No 12, on the left, has always been a private house, occupied by Mr Limm who worked for the Estate and as a chimney sweep (the last resident sweep in the village), then by Roger Pitman, a professional musician in the UK and overseas, from 1990 to 1995. It must be one of the smallest cottages in the village, consisting of a single room on each floor with lean-to extensions at the back to provide a kitchen, shower room and toilet. The garden is perhaps three times the size of the cottage. The house has been re-thatched since 1973, and no longer has the dipped overhang above the door. The present occupant is an artist working in a variety of media.

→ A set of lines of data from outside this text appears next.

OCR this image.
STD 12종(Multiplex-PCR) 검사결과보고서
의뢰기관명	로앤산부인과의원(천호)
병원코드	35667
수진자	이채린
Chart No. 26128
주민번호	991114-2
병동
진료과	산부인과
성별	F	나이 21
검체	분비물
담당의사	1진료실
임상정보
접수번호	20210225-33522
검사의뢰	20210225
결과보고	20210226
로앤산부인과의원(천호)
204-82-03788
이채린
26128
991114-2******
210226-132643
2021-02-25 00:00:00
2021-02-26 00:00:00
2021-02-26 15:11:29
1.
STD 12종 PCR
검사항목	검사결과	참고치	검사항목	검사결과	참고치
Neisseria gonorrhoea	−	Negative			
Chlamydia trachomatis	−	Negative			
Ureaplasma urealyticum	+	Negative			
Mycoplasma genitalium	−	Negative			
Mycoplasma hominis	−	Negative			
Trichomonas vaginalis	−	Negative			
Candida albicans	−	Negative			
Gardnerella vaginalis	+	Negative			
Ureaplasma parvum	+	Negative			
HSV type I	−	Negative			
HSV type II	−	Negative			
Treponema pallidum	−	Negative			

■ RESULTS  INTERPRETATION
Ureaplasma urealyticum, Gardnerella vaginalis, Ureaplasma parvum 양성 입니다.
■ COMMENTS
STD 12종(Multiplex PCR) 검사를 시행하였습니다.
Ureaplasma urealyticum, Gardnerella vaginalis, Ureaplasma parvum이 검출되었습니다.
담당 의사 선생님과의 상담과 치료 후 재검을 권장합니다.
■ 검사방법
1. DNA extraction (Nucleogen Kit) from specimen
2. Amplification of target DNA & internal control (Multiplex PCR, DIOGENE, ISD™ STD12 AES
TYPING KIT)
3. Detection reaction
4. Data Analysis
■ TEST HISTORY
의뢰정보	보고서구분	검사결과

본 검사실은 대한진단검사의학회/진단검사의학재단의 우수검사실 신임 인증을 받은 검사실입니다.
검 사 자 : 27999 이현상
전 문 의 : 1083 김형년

No 10, in the centre, has been a sign-writer's studio, where customers could also buy glassware from the business at Wheelwrights after no. 14 changed hands in 1989. From 1994 to 2004, it was the home of "Abbotsbury Bears and Friends", opened by the then owners of the Old School House Tea Rooms in the square. After lying empty for a year or more (with its sign still visible in the right-hand photograph), it was taken over as a photographer's studio and crafts gallery in 2006, and now operates as the Graham V Bundy Gallery. It has also been re-thatched, presumably at the same time as no. 12 ~ the ridge of the new thatch is considerably lower than the original, perhaps because the original thatch would have been built up, layer upon layer, over the years until it became simply too thick and too heavy for the roof timbers. Compare the roof line in the left-hand picture with that on the right. The new. straighter, edge of thatch has meant that this cottage no longer has the picturesque "eyebrows" over the first floor windows.
No.8, on the right (only just included in the Appreciation photograph, above left) has, since 1973, been incorporated into a single house with 6 Rodden Row and greatly modernised since the late 1990's.